Working in hosting, the only developers I typically deal with are with those who work for our clients. We have very specific rules around what we allow and support. If the client wants to do something we don’t support, that’s when I leverage their account manager to have difficult conversations with the client. It usually works well.
We also have an army of internal developers who write our product. They almost always work in our R&D infrastructure that I can’t even see. Another DBA team manages that infrastructure, and they leave me alone. Almost always.
Recently, we have a group from our R&D department who is putting together a project for a client that works with a partner application.

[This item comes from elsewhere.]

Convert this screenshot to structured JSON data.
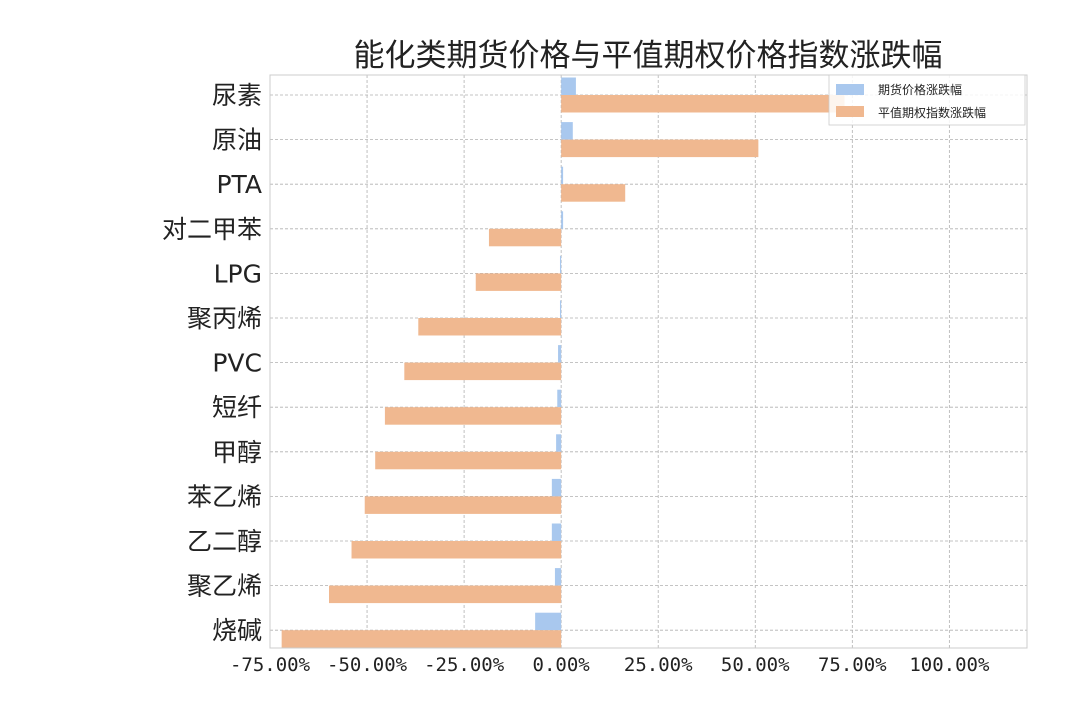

It’s all very new to us. And unfortunately, they have to do some development work with the client’s development instance of our product. This particular developer has this belief that he needs to have the sysadmin role of every instance he touches. The guy is brilliant and is used to getting his own way. Clearly he hasn’t met the Cranky DBA. I work in a secure cloud hosting environment. He’s going to get absolute minimum privileges required.
A few weeks ago, we sat in a meeting where he proclaimed that he needed the sysadmin role in this client’s instance. I giggled to myself and then asked what he was trying to accomplish. It turns out he really only needed the SSISAdmin role in the MSDB database. You see where I’m going here? This was also the same meeting where he tried to one-up me and asked if I knew about the SQL Saturday being held in Boston. I played dumb for a few minutes while he told me about how amazing it was going to be. That’s when my belly laugh escaped and I had to confess that I was the one who was organizing the event. He was put back in his place for a little while.
Today, the fit hit the shan. No. The shit hit the fan. He was stuck and couldn’t proceed. He needed the sysadmin role on this instance. He was dead in the water and couldn’t do his work. That’s when I started troubleshooting. What was he trying to do that we didn’t account for? It didn’t matter. He had to have the sysadmin role. Or at least that’s what he believed.
I had a great conversation with my manager around this. Maybe he did need the sysadmin role. But I wasn’t going to give it up without a damn good reason. My manager brought up a really good point. What was he going to do in Dev that would need to be promoted to Test? And how would that make it to Production? No. We weren’t going to give him the permissions he wanted. It turns out he only needed to create the SSIS catalog. Seriously? That’s it? Three minutes later, he was back in business. And he still didn’t get the sysadmin role on the instance.
Now we have this documented so that when we build the Test environment, my team can pull out that document, implement, and go.
The best part of this is that I work for a manager and a director who get it. My manager actually told her senior managers that whatever needs to be done, if the DBA team does it, she’s confident that it will be documented and repeatable. With cowboy developers, all bets were off. And her senior managers backed her up. A little later, I got a call from my “boss” who asked where we stood on keeping this developer happy. I told her what was going on, and she thanked me for holding the line. She doesn’t like it when her team gets bullied. And I certainly wasn’t taking it this week.